Full-length ORFs of AL1, AL2, AL5, AL6 and AL7 were PCR-amplified from Arabidopsis cDNA using gene specific primers (Table S1), cloned into pGEMT-easy (Promega) and then into pGBKT7 and/or pGADT7 vectors (Clontech, http://www.clontech.com) using BamHI and XhoI restriction enzyme sites. pGBKT7-AtRING1a, pGBKT7-AtBMI1a and pGBKT7-LHP1 constructs have been described previously [20], [21]. The truncated constructs AtRING1aN (aa 1–218), AtRING1aM (aa 116–303), AtRING1aC (aa 238–522), and RING (aa 116–218) were obtained through PCR amplification and cloning. The truncated construct AL6N (aa 1–162) was recovered from the yeast-two-hybrid cDNA library screen using the bait plasmid pGBKT7-AtRINGA1a. The various combinations of pGBKT7- and pGADT7-based constructs were introduced into Saccharomyces cerevisiae strain PJ69-4a, selected on synthetic defined (SD) medium lacking Leu and Trp (SD-LT), and assayed for protein-protein interaction by growth on SD lacking Leu, Trp and Ade (SD-LTA). Details of constructs are described in SI Materials and Methods.

Plant materials

All Arabidopsis thaliana lines were derived from the Columbia ecotype (Col-0). T-DNA insertion mutants were obtained for AL6 (SALK_040877) and AL7 (SALK_032503) from the Arabidopsis Biological Resource Center (ABRC, http://www.arabidopsis.org). The double mutant al6 al7 was generated by crossing of the single mutants. The Atbmi1a Atbmi1b mutant [21] and transgenic Arabidopsis lines expressing FLAG-AtRING1a [20] or LHP1-myc [26] have been previously described. To generate the transgenic line expressing GFP-AL6, AL6 cDNA was first introduced into the Gateway entry plasmid pENTR-3C and then by recombination into pB7WGF2 (http://gateway.psb.ugent.be/), resulting in the GFP-AL6 fusion driven by the 35S promoter. Next, the AL6 endogenous promoter sequence (1311 bp upstream of the start codon) was PCR-amplified and used to replace the 35S promoter in pB7WGF2:GFP-AL6 by cloning into HindII and SpeI restriction sites, resulting in pAL6:GFP-AL6. pAL6:GFP-AL6 plasmid was introduced into Agrobacterium tumefaciens (GV3101) and the resulting strain was used to transform Arabidopsis. Transgenic homozygous lines containing a single T-DNA insertion were obtained.

GST pulldown assays

The AL1, AL2, AL6 and AL7 cDNAs were cloned into BamHI and XhoI sites of pGEX-4T-1 expression vector. pGEX-4T-1-AtBMI1a and pGEX-4T-1-AtBMI1b constructs have been previously described [21]. All constructs were introduced into E. coli Rosetta (DE3) strain in which glutathione-S-transferase (GST) and GST-fusion proteins were expressed and purified. Total protein extracts from two-week-old Arabidopsis seedlings expressing FLAG-AtRING1a or GFP-AL6 were used in pulldown assays performed as previously described [41]. The pulldown fractions were analyzed by Western blot using monoclonal antibodies against FLAG (Sigma Aldrich) or GFP (Miltenyi).

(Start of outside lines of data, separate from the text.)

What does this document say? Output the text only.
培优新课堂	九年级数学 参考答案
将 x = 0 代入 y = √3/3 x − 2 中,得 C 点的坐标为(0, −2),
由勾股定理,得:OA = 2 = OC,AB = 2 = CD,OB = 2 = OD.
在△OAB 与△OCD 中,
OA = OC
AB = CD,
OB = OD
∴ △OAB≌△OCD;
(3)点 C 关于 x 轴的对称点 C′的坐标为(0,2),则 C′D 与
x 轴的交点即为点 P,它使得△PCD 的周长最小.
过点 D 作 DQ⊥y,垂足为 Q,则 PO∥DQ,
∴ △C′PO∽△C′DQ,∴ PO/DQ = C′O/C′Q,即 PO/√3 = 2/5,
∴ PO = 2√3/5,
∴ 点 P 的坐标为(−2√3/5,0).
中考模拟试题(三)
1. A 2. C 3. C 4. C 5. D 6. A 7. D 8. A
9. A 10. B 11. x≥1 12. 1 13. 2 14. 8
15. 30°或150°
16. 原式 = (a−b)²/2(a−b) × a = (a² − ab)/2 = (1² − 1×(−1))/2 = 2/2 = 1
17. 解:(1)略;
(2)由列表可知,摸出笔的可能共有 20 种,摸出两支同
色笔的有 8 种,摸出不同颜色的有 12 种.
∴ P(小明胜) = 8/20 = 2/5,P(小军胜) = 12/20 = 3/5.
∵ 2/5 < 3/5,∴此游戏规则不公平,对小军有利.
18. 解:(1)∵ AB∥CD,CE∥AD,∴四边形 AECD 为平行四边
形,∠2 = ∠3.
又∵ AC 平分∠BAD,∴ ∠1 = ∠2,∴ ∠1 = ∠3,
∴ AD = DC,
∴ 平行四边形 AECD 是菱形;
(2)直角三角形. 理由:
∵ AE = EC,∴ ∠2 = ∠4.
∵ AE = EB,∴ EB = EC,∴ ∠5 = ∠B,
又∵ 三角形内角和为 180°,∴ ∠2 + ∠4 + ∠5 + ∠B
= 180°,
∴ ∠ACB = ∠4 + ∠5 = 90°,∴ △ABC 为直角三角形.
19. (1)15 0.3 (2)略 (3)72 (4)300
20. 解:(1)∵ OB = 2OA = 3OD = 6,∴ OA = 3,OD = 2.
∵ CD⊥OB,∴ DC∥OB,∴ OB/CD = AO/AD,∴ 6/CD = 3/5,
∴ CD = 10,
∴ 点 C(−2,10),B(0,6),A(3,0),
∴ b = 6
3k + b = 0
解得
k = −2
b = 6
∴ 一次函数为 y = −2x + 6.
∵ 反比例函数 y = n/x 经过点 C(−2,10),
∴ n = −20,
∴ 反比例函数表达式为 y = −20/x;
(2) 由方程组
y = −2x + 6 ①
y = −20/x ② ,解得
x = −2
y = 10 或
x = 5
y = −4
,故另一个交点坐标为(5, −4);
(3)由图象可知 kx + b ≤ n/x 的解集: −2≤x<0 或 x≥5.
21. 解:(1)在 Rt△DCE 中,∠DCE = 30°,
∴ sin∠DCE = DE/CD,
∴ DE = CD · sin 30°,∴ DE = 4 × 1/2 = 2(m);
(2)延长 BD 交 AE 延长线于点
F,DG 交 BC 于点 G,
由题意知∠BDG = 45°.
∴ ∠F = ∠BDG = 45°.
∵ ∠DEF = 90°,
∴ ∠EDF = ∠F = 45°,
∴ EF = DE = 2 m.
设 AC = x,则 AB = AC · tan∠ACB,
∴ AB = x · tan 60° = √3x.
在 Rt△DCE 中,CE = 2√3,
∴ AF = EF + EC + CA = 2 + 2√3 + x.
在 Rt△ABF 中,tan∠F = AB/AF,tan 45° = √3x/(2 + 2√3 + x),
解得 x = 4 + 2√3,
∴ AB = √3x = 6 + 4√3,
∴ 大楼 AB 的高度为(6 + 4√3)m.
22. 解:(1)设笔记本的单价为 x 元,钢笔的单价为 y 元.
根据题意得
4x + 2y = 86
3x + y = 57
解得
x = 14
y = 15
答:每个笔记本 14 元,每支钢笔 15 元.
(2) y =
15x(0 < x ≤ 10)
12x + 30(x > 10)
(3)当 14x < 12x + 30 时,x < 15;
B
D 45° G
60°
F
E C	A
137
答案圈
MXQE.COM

Co-immunoprecipitation (Co-IP) assays

Two-week-old Arabidopsis seedlings expressing GFP-AL6 and FLAG-AtRING1a or FLAG-AtRING1a alone were ground in liquid nitrogen and proteins were extracted in lysis buffer (50 mM Tris-HCl pH 7, 150 mM NaCl, 10% glycerol, 4 mM MgCl2, 0.5% Triton X-100, 1 mM DTT, anti-complete proteinase (Roche) and DNaseI (Fermentas)). The crude protein extract was filtered through Miracloth, cleared by centrifugation (20 mins, 10000 g) and subsequently pre-cleared for 1 hour with magnetic protein A beads (Magna-ChIP, Millipore). A fraction was conserved as input control. IP was carried out overnight at 4°C using polyclonal anti-GFP antibodies (Invitrogen) in combination with magnetic protein A beads. Beads were washed 3 times for 10 min in lysis buffer. Immunoprecipitated proteins were eluted by boiling, separated by 10% SDS-PAGE and detected by Western blotting using HRP conjugated anti-GFP (Miltenyi) or anti-FLAG (Sigma Aldrich) antibodies.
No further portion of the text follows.